Having a search head and two indexers (having both the alert for >2000), I can't figure out why I get warnings on all three. Both ad hoc searches and scheduled searches seem to take space on both the search head and an indexers. Read http://blogs.splunk.com/2012/09/12/how-long-does-my-search-live-default-search-ttl/ and wondered what use the 10 minute default is good for in limits.conf, on all three splunk machines? Is there a distinction between suggested ttl you can or should use on search head and indexer(s))?
How long search artifacts should be stored on disk once completed, in seconds. The ttl is computed relative to the modtime of status.csv of the job if such file exists or the modtime of the searchjob's artifact directory. If a job is being actively viewed in the Splunk UI then the modtime of status.csv is constantly updated such that the reaper does not remove the job from underneath.Defaults to 600, which is equivalent to 10 minutes.
Since the part about better performance when removing 'some' old search jobs, I wonder what pro's and con's are to expect from using:
[search] ttl=300 remote_ttl=300
What good does keeping it in dispatch 5 or 10 minutes after completion, or even more than a minute - do similar searches after that use this as some caching mechanism (but how if there are two indexer at work)? And in case of search head with two indexers, should ttl's on all be identical, or doesn't it matter?
I believe it a tad late to respond to your question now but i will try to give my comments on it if you are still interested.
To answer your question on "What good does keeping it in dispatch 5 or 10 minutes after completion, or even more than a minute - do similar searches after that use this as some caching mechanism " - i dont think similar searches use them as a caching mechanism, what i do with them is that, it gives me a brief idea on the types of searches that are getting run and we inform the respective people to run searches as per the best practices so as not to put a lot of load on the searches.
Now to respond to your query on how to maintain or control it. There a re multiple ways:
/tmp = the directory where you want the dispatch artifacts to be copied to.
-24h@h = the age when older dispatch artifacts are moved out of dispatch
2.You can change the retention periods of your saved searches. They are controlled by the ttl or timeout parameter, though depending on how the search is scheduling, there are many places the value may be set or overridden.
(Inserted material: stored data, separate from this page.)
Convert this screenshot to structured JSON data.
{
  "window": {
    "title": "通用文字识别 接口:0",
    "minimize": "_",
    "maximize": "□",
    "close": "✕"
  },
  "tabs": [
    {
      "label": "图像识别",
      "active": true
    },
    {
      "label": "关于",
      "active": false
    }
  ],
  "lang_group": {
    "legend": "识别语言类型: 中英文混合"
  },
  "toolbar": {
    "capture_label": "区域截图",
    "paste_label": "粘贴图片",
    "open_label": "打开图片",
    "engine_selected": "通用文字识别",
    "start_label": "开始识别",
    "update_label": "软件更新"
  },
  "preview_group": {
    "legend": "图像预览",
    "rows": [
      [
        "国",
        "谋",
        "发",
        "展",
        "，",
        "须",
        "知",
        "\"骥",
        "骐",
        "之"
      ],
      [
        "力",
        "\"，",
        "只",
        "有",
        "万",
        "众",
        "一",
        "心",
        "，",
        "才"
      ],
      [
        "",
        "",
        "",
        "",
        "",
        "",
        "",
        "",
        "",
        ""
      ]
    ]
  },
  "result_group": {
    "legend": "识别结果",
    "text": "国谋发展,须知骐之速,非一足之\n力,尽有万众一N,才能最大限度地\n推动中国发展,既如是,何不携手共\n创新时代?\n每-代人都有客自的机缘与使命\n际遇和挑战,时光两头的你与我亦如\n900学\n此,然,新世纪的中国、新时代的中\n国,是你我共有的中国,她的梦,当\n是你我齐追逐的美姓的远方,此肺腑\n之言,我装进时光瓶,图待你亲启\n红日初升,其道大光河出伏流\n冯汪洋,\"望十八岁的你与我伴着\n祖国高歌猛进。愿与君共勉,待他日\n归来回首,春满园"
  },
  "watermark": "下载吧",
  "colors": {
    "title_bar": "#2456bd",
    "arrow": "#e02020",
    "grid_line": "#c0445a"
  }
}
See the savedsearches.conf and alert_actions.conf files.
As for users, you can use roles to limit the amount of space a user uses, which indirectly should limit the number of jobs they keep around.
modify srchDiskQuota = in authorize.conf.This specifies the Maximum amount of disk space (MB) that can be taken by search jobs of a user that belongs to this role.
NOTE: Do not edit or delete any roles in $SPLUNKHOME/etc/system/default/authorize.conf. This could break your admin capabilities. Edit this file in $SPLUNKHOME/etc/system/local/.
I hope this helps. Also suggest your opinions if you have found a better approach to it.